It’s that time again, as darkness falls upon the land and the dead rise from their crypts to walk amongst us, reaching out with cold, unfriendly fingers to suck life from the living… though I hope my previous wafflings on this subject have shown that the dead are exactly that and can do us little harm beyond spilling our cocoa in mild surprise at their re-appearance. It was a noticeable feature of several of the stories that I came across in my research for last year’s “The Raven and other Underworld Journeys” that the doors to the land of the dead are firmly shut and once you get down there you are not coming back. If the conditions are right you might be able to get a phone call through though.
Originally the late October feast, Samhain (pronounced Sawain) in the celtic language of the Britons back before the Romans came here, was a time to relax and enjoy the fruits of the years labours; the storehouses were full from the harvest and the year’s work was done. At the death of the year and the thinning of the veil between past present and future, it was also a time to give thanks to and commune with the ancestors, an opportunity to seek advice from late Uncle Jack or Grandmother Jane. With the coming of Christianity the tradition of talking to deceased relatives went from normal to dark and terrible. Since then our low mortality rates and hurried funerary practices have distanced us from death to such an extent that we no longer have the psychological means to deal with it, our collective terror of death being so great that we have demonised the dead themselves. The result of this is a vast mountain of zombie flicks in which the touch of the dead can transform even our nearest and dearest in to ravenous fiends hungry for our brains, at least one of the gang of plucky survivors having to pull the trigger in the face of their best friend or closest relative.
Our fear of re-animated corpses and ghosts is all in our minds, a projection of our fear of death and could be easily laid to rest by accepting deaths inevitability and celebrating the lives of those that have passed on before us. Needless to say I will be leaving the waking dead for the movies to deal with. If you want something to be scared of, and it would appear that many of you do, then I would choose the living.

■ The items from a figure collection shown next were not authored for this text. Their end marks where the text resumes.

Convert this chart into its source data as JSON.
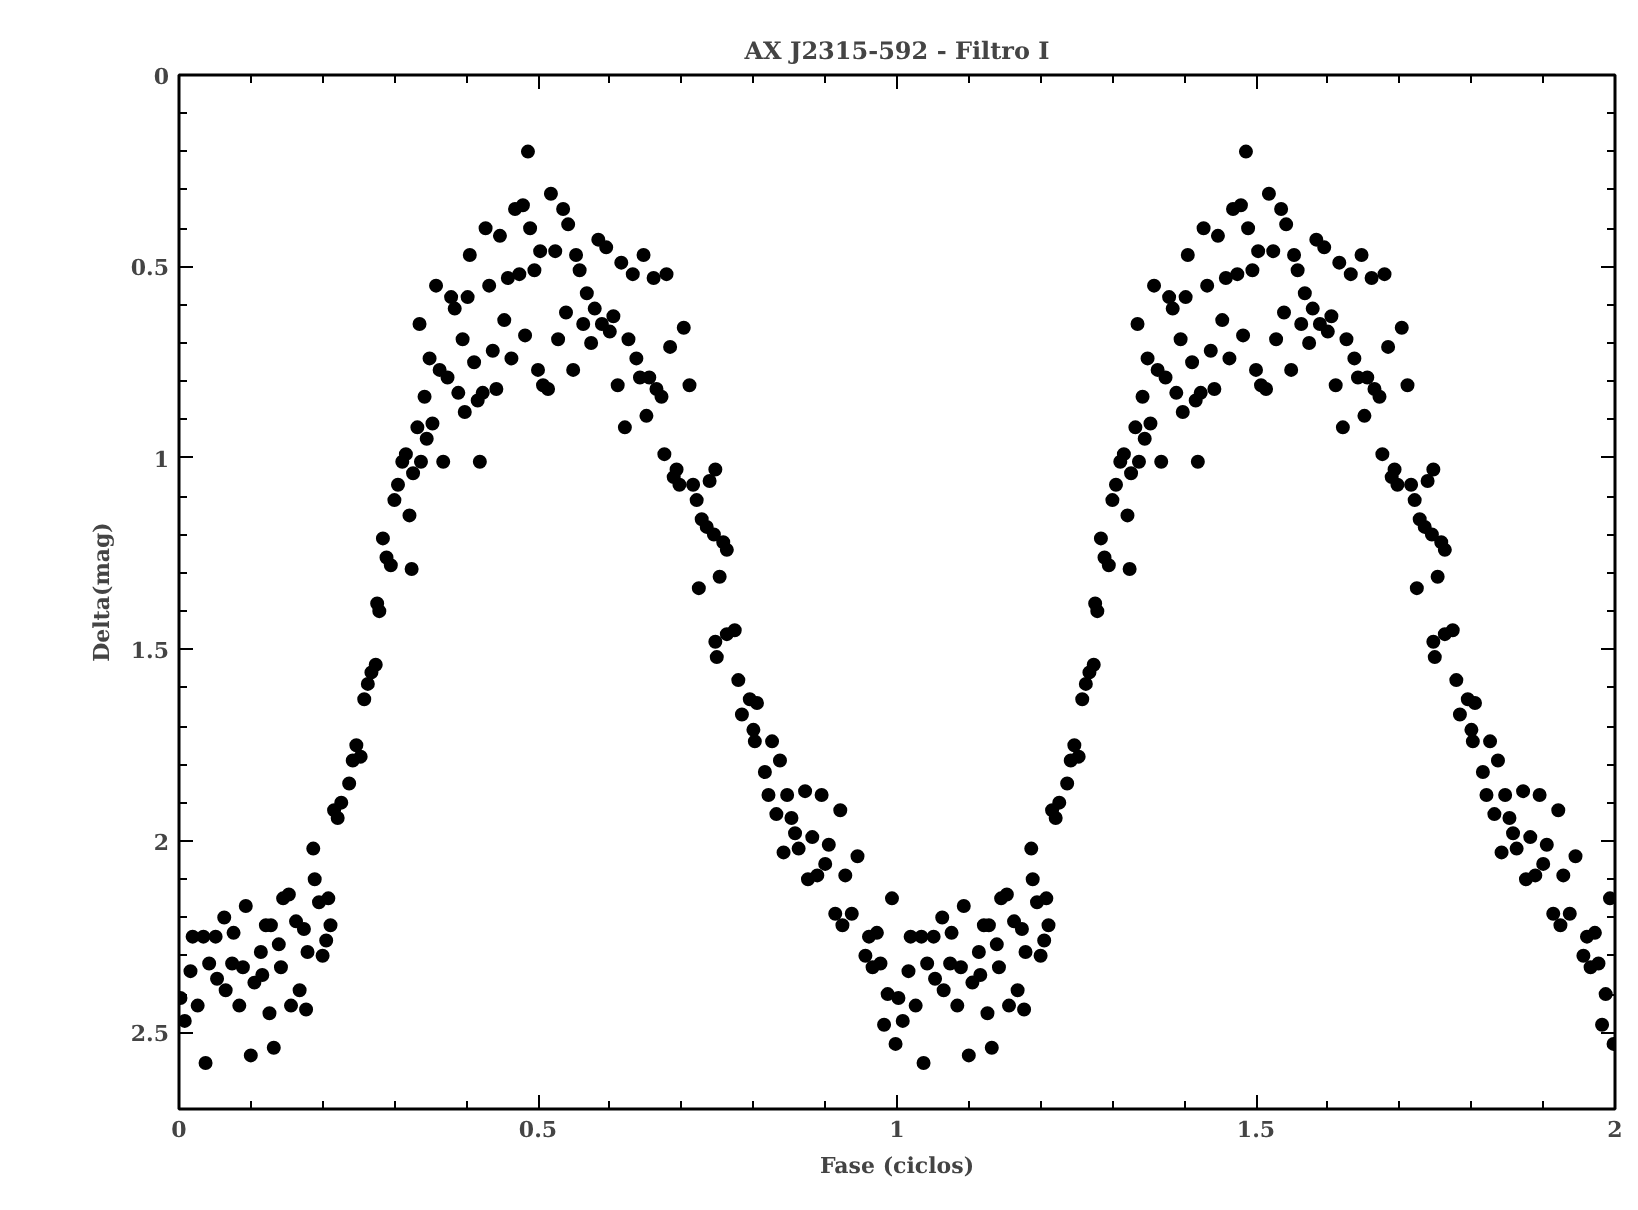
{
  "chart_data": {
    "type": "scatter",
    "title": "AX J2315-592 - Filtro I",
    "xlabel": "Fase (ciclos)",
    "ylabel": "Delta(mag)",
    "xlim": [
      0,
      2
    ],
    "ylim": [
      2.7,
      0
    ],
    "xticks": [
      0,
      0.5,
      1,
      1.5,
      2
    ],
    "yticks": [
      0,
      0.5,
      1,
      1.5,
      2,
      2.5
    ],
    "grid": false,
    "marker": "circle",
    "series": [
      {
        "color": "#000000",
        "x": [
          0.002,
          0.008,
          0.016,
          0.019,
          0.026,
          0.034,
          0.037,
          0.042,
          0.051,
          0.053,
          0.063,
          0.065,
          0.074,
          0.076,
          0.084,
          0.089,
          0.093,
          0.1,
          0.105,
          0.114,
          0.116,
          0.121,
          0.126,
          0.128,
          0.132,
          0.139,
          0.142,
          0.145,
          0.153,
          0.156,
          0.163,
          0.168,
          0.174,
          0.177,
          0.179,
          0.187,
          0.189,
          0.195,
          0.2,
          0.205,
          0.208,
          0.211,
          0.216,
          0.221,
          0.226,
          0.237,
          0.242,
          0.247,
          0.253,
          0.258,
          0.263,
          0.268,
          0.274,
          0.276,
          0.279,
          0.284,
          0.289,
          0.295,
          0.3,
          0.305,
          0.311,
          0.316,
          0.321,
          0.324,
          0.326,
          0.332,
          0.335,
          0.337,
          0.342,
          0.345,
          0.349,
          0.353,
          0.358,
          0.363,
          0.368,
          0.374,
          0.379,
          0.384,
          0.389,
          0.395,
          0.398,
          0.402,
          0.405,
          0.411,
          0.416,
          0.419,
          0.423,
          0.427,
          0.432,
          0.437,
          0.442,
          0.447,
          0.453,
          0.458,
          0.463,
          0.468,
          0.474,
          0.479,
          0.482,
          0.486,
          0.489,
          0.495,
          0.5,
          0.503,
          0.507,
          0.514,
          0.518,
          0.524,
          0.528,
          0.535,
          0.539,
          0.542,
          0.549,
          0.553,
          0.558,
          0.563,
          0.568,
          0.574,
          0.579,
          0.584,
          0.589,
          0.595,
          0.6,
          0.605,
          0.611,
          0.616,
          0.621,
          0.626,
          0.632,
          0.637,
          0.642,
          0.647,
          0.651,
          0.655,
          0.661,
          0.665,
          0.672,
          0.676,
          0.679,
          0.684,
          0.689,
          0.693,
          0.697,
          0.703,
          0.711,
          0.716,
          0.721,
          0.724,
          0.728,
          0.735,
          0.739,
          0.745,
          0.747,
          0.753,
          0.758,
          0.763,
          0.747,
          0.749,
          0.763,
          0.774,
          0.779,
          0.784,
          0.795,
          0.8,
          0.802,
          0.805,
          0.816,
          0.821,
          0.826,
          0.832,
          0.837,
          0.842,
          0.847,
          0.853,
          0.858,
          0.863,
          0.872,
          0.876,
          0.882,
          0.889,
          0.895,
          0.9,
          0.905,
          0.914,
          0.921,
          0.924,
          0.928,
          0.937,
          0.945,
          0.956,
          0.961,
          0.966,
          0.972,
          0.977,
          0.982,
          0.987,
          0.993,
          0.998,
          1.002,
          1.008,
          1.016,
          1.019,
          1.026,
          1.034,
          1.037,
          1.042,
          1.051,
          1.053,
          1.063,
          1.065,
          1.074,
          1.076,
          1.084,
          1.089,
          1.093,
          1.1,
          1.105,
          1.114,
          1.116,
          1.121,
          1.126,
          1.128,
          1.132,
          1.139,
          1.142,
          1.145,
          1.153,
          1.156,
          1.163,
          1.168,
          1.174,
          1.177,
          1.179,
          1.187,
          1.189,
          1.195,
          1.2,
          1.205,
          1.208,
          1.211,
          1.216,
          1.221,
          1.226,
          1.237,
          1.242,
          1.247,
          1.253,
          1.258,
          1.263,
          1.268,
          1.274,
          1.276,
          1.279,
          1.284,
          1.289,
          1.295,
          1.3,
          1.305,
          1.311,
          1.316,
          1.321,
          1.324,
          1.326,
          1.332,
          1.335,
          1.337,
          1.342,
          1.345,
          1.349,
          1.353,
          1.358,
          1.363,
          1.368,
          1.374,
          1.379,
          1.384,
          1.389,
          1.395,
          1.398,
          1.402,
          1.405,
          1.411,
          1.416,
          1.419,
          1.423,
          1.427,
          1.432,
          1.437,
          1.442,
          1.447,
          1.453,
          1.458,
          1.463,
          1.468,
          1.474,
          1.479,
          1.482,
          1.486,
          1.489,
          1.495,
          1.5,
          1.503,
          1.507,
          1.514,
          1.518,
          1.524,
          1.528,
          1.535,
          1.539,
          1.542,
          1.549,
          1.553,
          1.558,
          1.563,
          1.568,
          1.574,
          1.579,
          1.584,
          1.589,
          1.595,
          1.6,
          1.605,
          1.611,
          1.616,
          1.621,
          1.626,
          1.632,
          1.637,
          1.642,
          1.647,
          1.651,
          1.655,
          1.661,
          1.665,
          1.672,
          1.676,
          1.679,
          1.684,
          1.689,
          1.693,
          1.697,
          1.703,
          1.711,
          1.716,
          1.721,
          1.724,
          1.728,
          1.735,
          1.739,
          1.745,
          1.747,
          1.753,
          1.758,
          1.763,
          1.747,
          1.749,
          1.763,
          1.774,
          1.779,
          1.784,
          1.795,
          1.8,
          1.802,
          1.805,
          1.816,
          1.821,
          1.826,
          1.832,
          1.837,
          1.842,
          1.847,
          1.853,
          1.858,
          1.863,
          1.872,
          1.876,
          1.882,
          1.889,
          1.895,
          1.9,
          1.905,
          1.914,
          1.921,
          1.924,
          1.928,
          1.937,
          1.945,
          1.956,
          1.961,
          1.966,
          1.972,
          1.977,
          1.982,
          1.987,
          1.993,
          1.998
        ],
        "values": [
          2.41,
          2.47,
          2.34,
          2.25,
          2.43,
          2.25,
          2.58,
          2.32,
          2.25,
          2.36,
          2.2,
          2.39,
          2.32,
          2.24,
          2.43,
          2.33,
          2.17,
          2.56,
          2.37,
          2.29,
          2.35,
          2.22,
          2.45,
          2.22,
          2.54,
          2.27,
          2.33,
          2.15,
          2.14,
          2.43,
          2.21,
          2.39,
          2.23,
          2.44,
          2.29,
          2.02,
          2.1,
          2.16,
          2.3,
          2.26,
          2.15,
          2.22,
          1.92,
          1.94,
          1.9,
          1.85,
          1.79,
          1.75,
          1.78,
          1.63,
          1.59,
          1.56,
          1.54,
          1.38,
          1.4,
          1.21,
          1.26,
          1.28,
          1.11,
          1.07,
          1.01,
          0.99,
          1.15,
          1.29,
          1.04,
          0.92,
          0.65,
          1.01,
          0.84,
          0.95,
          0.74,
          0.91,
          0.55,
          0.77,
          1.01,
          0.79,
          0.58,
          0.61,
          0.83,
          0.69,
          0.88,
          0.58,
          0.47,
          0.75,
          0.85,
          1.01,
          0.83,
          0.4,
          0.55,
          0.72,
          0.82,
          0.42,
          0.64,
          0.53,
          0.74,
          0.35,
          0.52,
          0.34,
          0.68,
          0.2,
          0.4,
          0.51,
          0.77,
          0.46,
          0.81,
          0.82,
          0.31,
          0.46,
          0.69,
          0.35,
          0.62,
          0.39,
          0.77,
          0.47,
          0.51,
          0.65,
          0.57,
          0.7,
          0.61,
          0.43,
          0.65,
          0.45,
          0.67,
          0.63,
          0.81,
          0.49,
          0.92,
          0.69,
          0.52,
          0.74,
          0.79,
          0.47,
          0.89,
          0.79,
          0.53,
          0.82,
          0.84,
          0.99,
          0.52,
          0.71,
          1.05,
          1.03,
          1.07,
          0.66,
          0.81,
          1.07,
          1.11,
          1.34,
          1.16,
          1.18,
          1.06,
          1.2,
          1.03,
          1.31,
          1.22,
          1.24,
          1.48,
          1.52,
          1.46,
          1.45,
          1.58,
          1.67,
          1.63,
          1.71,
          1.74,
          1.64,
          1.82,
          1.88,
          1.74,
          1.93,
          1.79,
          2.03,
          1.88,
          1.94,
          1.98,
          2.02,
          1.87,
          2.1,
          1.99,
          2.09,
          1.88,
          2.06,
          2.01,
          2.19,
          1.92,
          2.22,
          2.09,
          2.19,
          2.04,
          2.3,
          2.25,
          2.33,
          2.24,
          2.32,
          2.48,
          2.4,
          2.15,
          2.53,
          2.41,
          2.47,
          2.34,
          2.25,
          2.43,
          2.25,
          2.58,
          2.32,
          2.25,
          2.36,
          2.2,
          2.39,
          2.32,
          2.24,
          2.43,
          2.33,
          2.17,
          2.56,
          2.37,
          2.29,
          2.35,
          2.22,
          2.45,
          2.22,
          2.54,
          2.27,
          2.33,
          2.15,
          2.14,
          2.43,
          2.21,
          2.39,
          2.23,
          2.44,
          2.29,
          2.02,
          2.1,
          2.16,
          2.3,
          2.26,
          2.15,
          2.22,
          1.92,
          1.94,
          1.9,
          1.85,
          1.79,
          1.75,
          1.78,
          1.63,
          1.59,
          1.56,
          1.54,
          1.38,
          1.4,
          1.21,
          1.26,
          1.28,
          1.11,
          1.07,
          1.01,
          0.99,
          1.15,
          1.29,
          1.04,
          0.92,
          0.65,
          1.01,
          0.84,
          0.95,
          0.74,
          0.91,
          0.55,
          0.77,
          1.01,
          0.79,
          0.58,
          0.61,
          0.83,
          0.69,
          0.88,
          0.58,
          0.47,
          0.75,
          0.85,
          1.01,
          0.83,
          0.4,
          0.55,
          0.72,
          0.82,
          0.42,
          0.64,
          0.53,
          0.74,
          0.35,
          0.52,
          0.34,
          0.68,
          0.2,
          0.4,
          0.51,
          0.77,
          0.46,
          0.81,
          0.82,
          0.31,
          0.46,
          0.69,
          0.35,
          0.62,
          0.39,
          0.77,
          0.47,
          0.51,
          0.65,
          0.57,
          0.7,
          0.61,
          0.43,
          0.65,
          0.45,
          0.67,
          0.63,
          0.81,
          0.49,
          0.92,
          0.69,
          0.52,
          0.74,
          0.79,
          0.47,
          0.89,
          0.79,
          0.53,
          0.82,
          0.84,
          0.99,
          0.52,
          0.71,
          1.05,
          1.03,
          1.07,
          0.66,
          0.81,
          1.07,
          1.11,
          1.34,
          1.16,
          1.18,
          1.06,
          1.2,
          1.03,
          1.31,
          1.22,
          1.24,
          1.48,
          1.52,
          1.46,
          1.45,
          1.58,
          1.67,
          1.63,
          1.71,
          1.74,
          1.64,
          1.82,
          1.88,
          1.74,
          1.93,
          1.79,
          2.03,
          1.88,
          1.94,
          1.98,
          2.02,
          1.87,
          2.1,
          1.99,
          2.09,
          1.88,
          2.06,
          2.01,
          2.19,
          1.92,
          2.22,
          2.09,
          2.19,
          2.04,
          2.3,
          2.25,
          2.33,
          2.24,
          2.32,
          2.48,
          2.4,
          2.15,
          2.53
        ]
      }
    ]
  }
}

For the spooky season this year I shall be concentrating on beings far more likely to creep in to your bedroom under cover of darkness and fasten their fangs in your goose-bump covered flesh than zombies or ghosts. My Halloween tour takes me from Evolution in Exeter on the 18th October, across the country to London and back with eleven gigs on the way ending on November the 9th at the Skittle alley of my local pub, the London Inn in Morchard Bishop. My entourage for this spine chilling venture will be “Goblins, Ghouls And Long Legged Beasties”… all of them very much alive!